The findings come from analyzing data collected at Brookhaven National Laboratory’s Relativistic Heavy Ion Collider (RHIC), where scientists routinely create and study a peculiar state of matter called quark-gluon plasma by smashing gold ions together at extremely high energies.
“We found, for the first time in a small collision system, the suppression of energetic particles, which is one of two main pieces of evidence for the QGP,” said PHENIX Collaboration Spokesperson Yasuyuki Akiba, a physicist at Japan’s RIKEN Nishina Center for Accelerator-Based Science and Experiment Group Leader at the RIKEN-BNL Research Center at Brookhaven Lab.
The research challenges earlier assumptions about how much energy was needed to create this exotic form of matter. Scientists previously thought that collisions between small and large atomic nuclei wouldn’t generate enough energy to create quark-gluon plasma.

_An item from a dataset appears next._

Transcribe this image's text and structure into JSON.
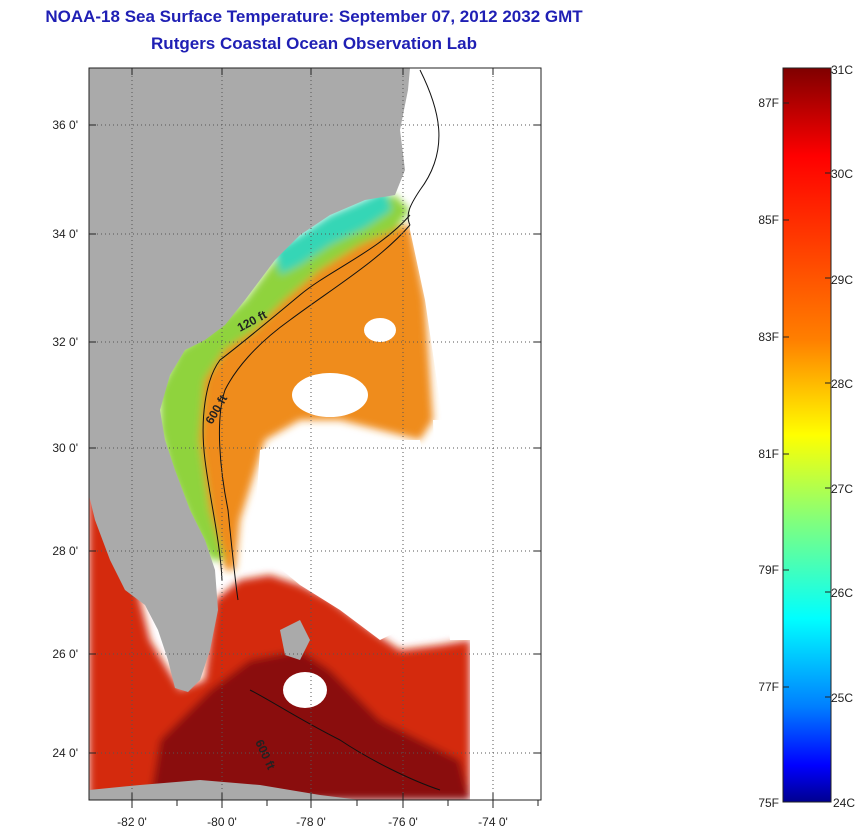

To understand what happens in these collisions, researchers looked for particles of light called direct photons. Unlike other particles, these photons pass through the collision debris unaffected, providing a clear window into the heart of the collision.
“If photons are created, they escape the QGP completely without any energy loss,” explained Axel Drees of Stony Brook University, one of the analysis leaders.
The team compared these photons to other particles that do interact with the plasma. Think of it like comparing something moving through air versus water – particles moving through the plasma slow down significantly, much like a runner would move more slowly through water than through air, as Gabor David of Stony Brook University explained.
The research could have implications for understanding how matter behaved in the earliest moments of the universe, when everything was compressed into an incredibly hot, dense state before expanding into the cosmos we see today.
The scientists used data from RHIC’s PHENIX detector, which operated from 2000 to 2016. Future analyses will look at different types of atomic collisions to further confirm these findings.
The research was funded by the U.S. Department of Energy Office of Science and the National Science Foundation, along with support from various universities and international organizations.